POST /crypto/myprofile?username=KtKB81Oamvuzo9entPFKZQ%3d%3d&password=KtKB81Oamvuzo9entPFKZQ%3d%3d HTTP/1.1
Host: localhost:8000
Accept-Encoding: gzip, deflate
Accept: */*
Accept-Language: en-US;q=0.9,en;q=0.8
User-Agent: Mozilla/5.0 (Windows NT 10.0; Win64; x64) AppleWebKit/537.36 (KHTML, like Gecko) Chrome/103.0.5060.134 Safari/537.36
Connection: close
Cache-Control: max-age=0
Content-Type: application/x-www-form-urlencoded
Content-Length: 24
username=KtKB81Oamvuzo9entPFKZQ%3d%3d&password=KtKB81Oamvuzo9entPFKZQ%3d%3d
PyCript has included JSON support since its initial release. The extension utilizes custom parsing methods to handle JSON objects, as Burp Suite itself does not natively support direct manipulation of JSON objects. Starting from version 0.2, PyCript extends its support to handle nested and complex JSON objects.

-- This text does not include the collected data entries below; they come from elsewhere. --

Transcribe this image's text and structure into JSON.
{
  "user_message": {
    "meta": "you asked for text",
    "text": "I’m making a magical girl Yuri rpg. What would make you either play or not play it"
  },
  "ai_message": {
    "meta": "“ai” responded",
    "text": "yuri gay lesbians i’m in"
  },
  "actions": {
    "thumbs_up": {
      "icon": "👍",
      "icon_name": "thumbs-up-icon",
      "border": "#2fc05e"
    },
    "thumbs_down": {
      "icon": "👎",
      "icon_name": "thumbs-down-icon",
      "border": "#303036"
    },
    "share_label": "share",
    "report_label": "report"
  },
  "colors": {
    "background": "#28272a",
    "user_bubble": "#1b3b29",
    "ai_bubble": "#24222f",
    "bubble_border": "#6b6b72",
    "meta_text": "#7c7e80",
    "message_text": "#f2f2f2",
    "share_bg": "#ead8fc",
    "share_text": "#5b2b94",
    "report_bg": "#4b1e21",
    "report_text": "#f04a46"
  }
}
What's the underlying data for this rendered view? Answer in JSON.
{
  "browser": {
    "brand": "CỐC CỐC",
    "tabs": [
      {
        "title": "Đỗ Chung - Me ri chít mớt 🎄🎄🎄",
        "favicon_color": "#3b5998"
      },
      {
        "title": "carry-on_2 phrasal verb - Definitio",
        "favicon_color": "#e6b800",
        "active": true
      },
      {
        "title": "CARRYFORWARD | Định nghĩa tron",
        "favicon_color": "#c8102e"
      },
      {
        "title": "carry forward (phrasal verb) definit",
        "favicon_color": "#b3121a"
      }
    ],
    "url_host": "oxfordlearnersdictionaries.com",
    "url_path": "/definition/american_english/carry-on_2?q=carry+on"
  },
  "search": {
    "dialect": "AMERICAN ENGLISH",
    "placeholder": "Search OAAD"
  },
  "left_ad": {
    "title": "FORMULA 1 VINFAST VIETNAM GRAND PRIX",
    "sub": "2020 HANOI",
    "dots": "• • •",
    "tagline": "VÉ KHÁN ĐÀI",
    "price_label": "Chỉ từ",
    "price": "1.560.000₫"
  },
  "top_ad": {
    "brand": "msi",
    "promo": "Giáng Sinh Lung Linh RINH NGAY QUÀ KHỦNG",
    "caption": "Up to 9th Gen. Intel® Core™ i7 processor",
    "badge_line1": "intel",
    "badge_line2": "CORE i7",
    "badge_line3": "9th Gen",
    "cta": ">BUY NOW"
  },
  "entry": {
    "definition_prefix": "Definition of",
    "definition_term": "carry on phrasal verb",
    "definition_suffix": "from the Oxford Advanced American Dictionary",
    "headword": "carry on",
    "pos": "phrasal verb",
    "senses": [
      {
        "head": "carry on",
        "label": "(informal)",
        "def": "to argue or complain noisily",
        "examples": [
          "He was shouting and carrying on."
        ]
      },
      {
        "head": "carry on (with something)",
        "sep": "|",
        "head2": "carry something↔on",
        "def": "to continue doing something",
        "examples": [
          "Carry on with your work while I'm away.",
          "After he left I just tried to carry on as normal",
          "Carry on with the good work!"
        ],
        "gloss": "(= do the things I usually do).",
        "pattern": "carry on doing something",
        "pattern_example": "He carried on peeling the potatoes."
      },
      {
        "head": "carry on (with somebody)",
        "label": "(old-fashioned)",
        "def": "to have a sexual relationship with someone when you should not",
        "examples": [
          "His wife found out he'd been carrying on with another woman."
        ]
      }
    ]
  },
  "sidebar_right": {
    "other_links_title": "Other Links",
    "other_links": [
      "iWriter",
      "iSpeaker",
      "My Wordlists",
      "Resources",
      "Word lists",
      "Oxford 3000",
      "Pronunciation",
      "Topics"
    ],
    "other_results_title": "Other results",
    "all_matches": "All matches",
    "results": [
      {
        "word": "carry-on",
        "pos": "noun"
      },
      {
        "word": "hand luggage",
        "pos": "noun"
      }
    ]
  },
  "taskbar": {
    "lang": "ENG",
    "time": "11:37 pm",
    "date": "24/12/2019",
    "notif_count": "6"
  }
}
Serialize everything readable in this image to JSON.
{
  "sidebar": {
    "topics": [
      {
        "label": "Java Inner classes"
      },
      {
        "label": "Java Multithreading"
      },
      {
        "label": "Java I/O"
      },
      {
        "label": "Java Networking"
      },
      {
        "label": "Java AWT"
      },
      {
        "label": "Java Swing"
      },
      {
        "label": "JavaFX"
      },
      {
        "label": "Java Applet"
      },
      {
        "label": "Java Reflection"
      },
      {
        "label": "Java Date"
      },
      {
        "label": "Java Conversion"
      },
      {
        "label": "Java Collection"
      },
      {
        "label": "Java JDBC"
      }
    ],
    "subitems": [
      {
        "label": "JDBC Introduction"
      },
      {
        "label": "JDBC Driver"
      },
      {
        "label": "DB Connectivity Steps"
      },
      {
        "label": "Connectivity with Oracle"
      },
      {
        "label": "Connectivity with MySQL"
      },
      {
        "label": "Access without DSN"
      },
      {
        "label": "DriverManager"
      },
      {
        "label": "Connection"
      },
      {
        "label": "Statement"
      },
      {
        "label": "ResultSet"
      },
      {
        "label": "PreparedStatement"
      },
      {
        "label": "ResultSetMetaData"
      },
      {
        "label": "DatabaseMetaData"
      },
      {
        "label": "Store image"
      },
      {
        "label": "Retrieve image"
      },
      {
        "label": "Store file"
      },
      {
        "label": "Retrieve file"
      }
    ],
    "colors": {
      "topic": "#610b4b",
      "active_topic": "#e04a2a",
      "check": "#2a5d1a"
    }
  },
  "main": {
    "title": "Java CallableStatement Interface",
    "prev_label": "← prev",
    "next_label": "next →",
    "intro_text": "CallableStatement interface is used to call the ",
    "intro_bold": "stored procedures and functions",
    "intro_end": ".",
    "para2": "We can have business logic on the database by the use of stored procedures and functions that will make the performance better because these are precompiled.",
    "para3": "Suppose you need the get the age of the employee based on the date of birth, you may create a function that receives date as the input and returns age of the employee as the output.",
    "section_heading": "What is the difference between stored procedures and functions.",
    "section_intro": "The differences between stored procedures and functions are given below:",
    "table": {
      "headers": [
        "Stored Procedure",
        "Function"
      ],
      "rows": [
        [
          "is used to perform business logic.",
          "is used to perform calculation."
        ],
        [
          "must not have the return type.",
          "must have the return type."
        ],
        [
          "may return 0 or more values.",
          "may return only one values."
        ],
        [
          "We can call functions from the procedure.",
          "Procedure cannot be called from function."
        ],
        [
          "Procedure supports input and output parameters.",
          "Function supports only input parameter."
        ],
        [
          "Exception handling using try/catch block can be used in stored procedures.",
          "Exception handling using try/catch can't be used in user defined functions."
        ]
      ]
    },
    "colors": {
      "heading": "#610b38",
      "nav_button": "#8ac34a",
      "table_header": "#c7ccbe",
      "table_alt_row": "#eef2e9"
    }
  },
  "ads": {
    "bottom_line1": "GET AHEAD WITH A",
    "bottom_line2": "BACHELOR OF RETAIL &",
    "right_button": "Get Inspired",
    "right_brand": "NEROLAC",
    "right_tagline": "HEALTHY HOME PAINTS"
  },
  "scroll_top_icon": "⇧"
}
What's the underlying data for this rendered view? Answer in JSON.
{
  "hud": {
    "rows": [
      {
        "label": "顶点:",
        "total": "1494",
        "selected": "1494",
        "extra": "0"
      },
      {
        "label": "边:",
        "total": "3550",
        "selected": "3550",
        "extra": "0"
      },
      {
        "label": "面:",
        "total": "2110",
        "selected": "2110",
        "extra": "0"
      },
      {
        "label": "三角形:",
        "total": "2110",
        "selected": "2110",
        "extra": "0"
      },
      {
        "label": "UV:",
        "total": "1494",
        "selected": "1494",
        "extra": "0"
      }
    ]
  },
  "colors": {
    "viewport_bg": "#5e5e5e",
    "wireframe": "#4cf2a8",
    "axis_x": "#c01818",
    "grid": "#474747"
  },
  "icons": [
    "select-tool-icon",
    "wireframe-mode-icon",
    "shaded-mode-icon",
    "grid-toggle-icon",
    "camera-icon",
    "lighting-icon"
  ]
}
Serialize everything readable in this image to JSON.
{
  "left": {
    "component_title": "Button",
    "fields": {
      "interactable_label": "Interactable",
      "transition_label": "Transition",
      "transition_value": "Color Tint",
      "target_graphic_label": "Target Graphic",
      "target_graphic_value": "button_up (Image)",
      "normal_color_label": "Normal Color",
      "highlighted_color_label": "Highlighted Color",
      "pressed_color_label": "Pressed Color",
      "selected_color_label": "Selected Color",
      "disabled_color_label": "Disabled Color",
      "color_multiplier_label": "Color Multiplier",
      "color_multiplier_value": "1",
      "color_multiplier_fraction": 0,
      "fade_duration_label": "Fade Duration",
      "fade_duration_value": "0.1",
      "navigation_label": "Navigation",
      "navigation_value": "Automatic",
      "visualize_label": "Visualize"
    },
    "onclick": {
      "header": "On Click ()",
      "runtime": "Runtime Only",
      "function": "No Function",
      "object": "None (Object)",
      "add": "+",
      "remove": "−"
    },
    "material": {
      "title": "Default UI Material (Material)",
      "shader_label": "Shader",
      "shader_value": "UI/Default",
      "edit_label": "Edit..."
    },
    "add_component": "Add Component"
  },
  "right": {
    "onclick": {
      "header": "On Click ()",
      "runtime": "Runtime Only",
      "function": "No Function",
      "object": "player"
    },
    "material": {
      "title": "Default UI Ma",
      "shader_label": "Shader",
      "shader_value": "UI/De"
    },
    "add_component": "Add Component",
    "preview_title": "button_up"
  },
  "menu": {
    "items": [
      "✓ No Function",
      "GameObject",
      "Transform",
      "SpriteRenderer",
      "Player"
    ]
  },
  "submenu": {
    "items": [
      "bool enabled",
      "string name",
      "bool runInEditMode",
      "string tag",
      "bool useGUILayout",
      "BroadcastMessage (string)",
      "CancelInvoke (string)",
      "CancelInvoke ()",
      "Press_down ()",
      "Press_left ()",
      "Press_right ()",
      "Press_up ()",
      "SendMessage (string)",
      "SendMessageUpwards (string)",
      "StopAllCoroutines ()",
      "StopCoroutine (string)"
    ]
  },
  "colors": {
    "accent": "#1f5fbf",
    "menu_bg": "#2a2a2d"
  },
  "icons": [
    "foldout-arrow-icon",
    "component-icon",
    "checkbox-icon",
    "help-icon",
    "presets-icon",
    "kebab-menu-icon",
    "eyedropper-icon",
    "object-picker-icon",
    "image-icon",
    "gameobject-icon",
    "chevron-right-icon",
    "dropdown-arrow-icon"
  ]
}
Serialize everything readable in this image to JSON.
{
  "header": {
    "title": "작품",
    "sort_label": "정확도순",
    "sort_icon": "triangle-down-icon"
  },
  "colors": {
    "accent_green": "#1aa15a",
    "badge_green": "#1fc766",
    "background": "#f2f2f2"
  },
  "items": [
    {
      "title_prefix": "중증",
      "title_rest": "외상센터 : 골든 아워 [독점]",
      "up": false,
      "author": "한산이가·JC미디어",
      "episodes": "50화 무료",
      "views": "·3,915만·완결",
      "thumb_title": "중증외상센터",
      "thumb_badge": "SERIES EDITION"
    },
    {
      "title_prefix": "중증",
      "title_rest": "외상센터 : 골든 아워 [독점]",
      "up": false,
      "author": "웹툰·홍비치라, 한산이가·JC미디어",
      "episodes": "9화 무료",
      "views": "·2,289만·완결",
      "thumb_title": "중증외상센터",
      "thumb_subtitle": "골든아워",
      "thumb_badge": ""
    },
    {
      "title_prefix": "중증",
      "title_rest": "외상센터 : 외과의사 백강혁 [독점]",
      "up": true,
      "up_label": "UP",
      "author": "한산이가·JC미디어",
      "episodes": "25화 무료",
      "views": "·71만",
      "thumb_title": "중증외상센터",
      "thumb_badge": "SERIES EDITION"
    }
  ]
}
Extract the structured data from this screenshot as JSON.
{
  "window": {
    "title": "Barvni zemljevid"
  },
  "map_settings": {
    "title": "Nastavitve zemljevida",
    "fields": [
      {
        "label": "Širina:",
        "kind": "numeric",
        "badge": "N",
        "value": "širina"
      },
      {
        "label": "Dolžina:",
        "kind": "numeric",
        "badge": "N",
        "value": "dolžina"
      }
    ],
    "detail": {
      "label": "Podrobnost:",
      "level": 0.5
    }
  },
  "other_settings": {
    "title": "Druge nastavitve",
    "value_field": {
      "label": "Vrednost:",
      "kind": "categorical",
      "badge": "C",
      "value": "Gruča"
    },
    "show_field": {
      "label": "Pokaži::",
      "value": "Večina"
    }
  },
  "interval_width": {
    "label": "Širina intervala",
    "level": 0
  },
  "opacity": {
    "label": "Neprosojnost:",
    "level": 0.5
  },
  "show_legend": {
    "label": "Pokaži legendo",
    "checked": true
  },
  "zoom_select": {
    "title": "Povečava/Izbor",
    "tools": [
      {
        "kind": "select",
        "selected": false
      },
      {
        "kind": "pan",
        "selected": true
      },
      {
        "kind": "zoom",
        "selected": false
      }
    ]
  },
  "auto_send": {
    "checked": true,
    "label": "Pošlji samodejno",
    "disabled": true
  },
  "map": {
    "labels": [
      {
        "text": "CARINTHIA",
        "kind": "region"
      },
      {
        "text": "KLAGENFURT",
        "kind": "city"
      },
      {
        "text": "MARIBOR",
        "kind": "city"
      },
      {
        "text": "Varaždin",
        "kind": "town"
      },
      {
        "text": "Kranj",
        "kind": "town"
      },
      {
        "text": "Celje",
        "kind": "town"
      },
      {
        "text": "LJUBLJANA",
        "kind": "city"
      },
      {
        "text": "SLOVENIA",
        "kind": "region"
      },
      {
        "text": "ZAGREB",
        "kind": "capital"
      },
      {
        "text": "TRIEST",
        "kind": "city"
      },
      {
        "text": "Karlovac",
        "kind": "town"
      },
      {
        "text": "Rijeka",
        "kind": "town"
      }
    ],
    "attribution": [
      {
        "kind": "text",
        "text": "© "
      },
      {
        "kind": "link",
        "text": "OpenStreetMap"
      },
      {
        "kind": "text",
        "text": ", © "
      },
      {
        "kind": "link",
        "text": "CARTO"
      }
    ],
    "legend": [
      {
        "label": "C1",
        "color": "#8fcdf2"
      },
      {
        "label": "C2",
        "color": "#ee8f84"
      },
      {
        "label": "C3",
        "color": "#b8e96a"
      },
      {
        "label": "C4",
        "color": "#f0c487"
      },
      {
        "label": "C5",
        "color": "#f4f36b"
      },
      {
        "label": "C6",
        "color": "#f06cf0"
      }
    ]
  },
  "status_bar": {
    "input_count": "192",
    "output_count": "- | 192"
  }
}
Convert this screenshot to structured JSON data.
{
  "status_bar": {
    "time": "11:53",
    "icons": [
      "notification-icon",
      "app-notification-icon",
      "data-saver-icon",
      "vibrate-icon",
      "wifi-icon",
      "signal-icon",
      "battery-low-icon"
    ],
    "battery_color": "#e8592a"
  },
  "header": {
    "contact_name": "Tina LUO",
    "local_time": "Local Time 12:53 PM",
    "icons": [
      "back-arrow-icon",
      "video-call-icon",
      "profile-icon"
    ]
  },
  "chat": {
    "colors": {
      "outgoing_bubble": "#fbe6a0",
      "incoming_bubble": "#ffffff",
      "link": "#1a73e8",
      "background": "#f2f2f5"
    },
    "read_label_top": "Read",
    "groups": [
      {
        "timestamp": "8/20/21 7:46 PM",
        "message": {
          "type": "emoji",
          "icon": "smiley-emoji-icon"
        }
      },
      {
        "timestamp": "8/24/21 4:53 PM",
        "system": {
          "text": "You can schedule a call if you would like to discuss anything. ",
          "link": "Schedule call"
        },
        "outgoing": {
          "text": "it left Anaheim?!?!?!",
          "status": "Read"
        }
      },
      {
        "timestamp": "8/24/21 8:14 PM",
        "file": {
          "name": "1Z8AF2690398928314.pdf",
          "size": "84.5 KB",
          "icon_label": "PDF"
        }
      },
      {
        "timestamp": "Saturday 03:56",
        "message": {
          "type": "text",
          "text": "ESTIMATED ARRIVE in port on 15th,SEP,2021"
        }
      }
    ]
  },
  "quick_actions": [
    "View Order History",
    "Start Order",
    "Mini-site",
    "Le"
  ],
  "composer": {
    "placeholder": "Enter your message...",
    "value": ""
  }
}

POST /crypto/login/ HTTP/1.1
Host: localhost:8000
Accept-Encoding: gzip, deflate
Accept: */*
Accept-Language: en-US;q=0.9,en;q=0.8
User-Agent: Mozilla/5.0 (Windows NT 10.0; Win64; x64) AppleWebKit/537.36 (KHTML, like Gecko) Chrome/103.0.5060.134 Safari/537.36
Connection: close
Cache-Control: max-age=0
Content-Type: application/x-www-form-urlencoded
Content-Length: 77
{"username":"HgE40uCnUDbOfuat6om5QA==","password":"FZbf3I/h9ORUV+H6Wzv4gA=="}
Info
The current extension does not offer direct support for parsing multipart requests for parameters. However, you have the option to manually parse the request body using either the complete body or a custom request method within your script.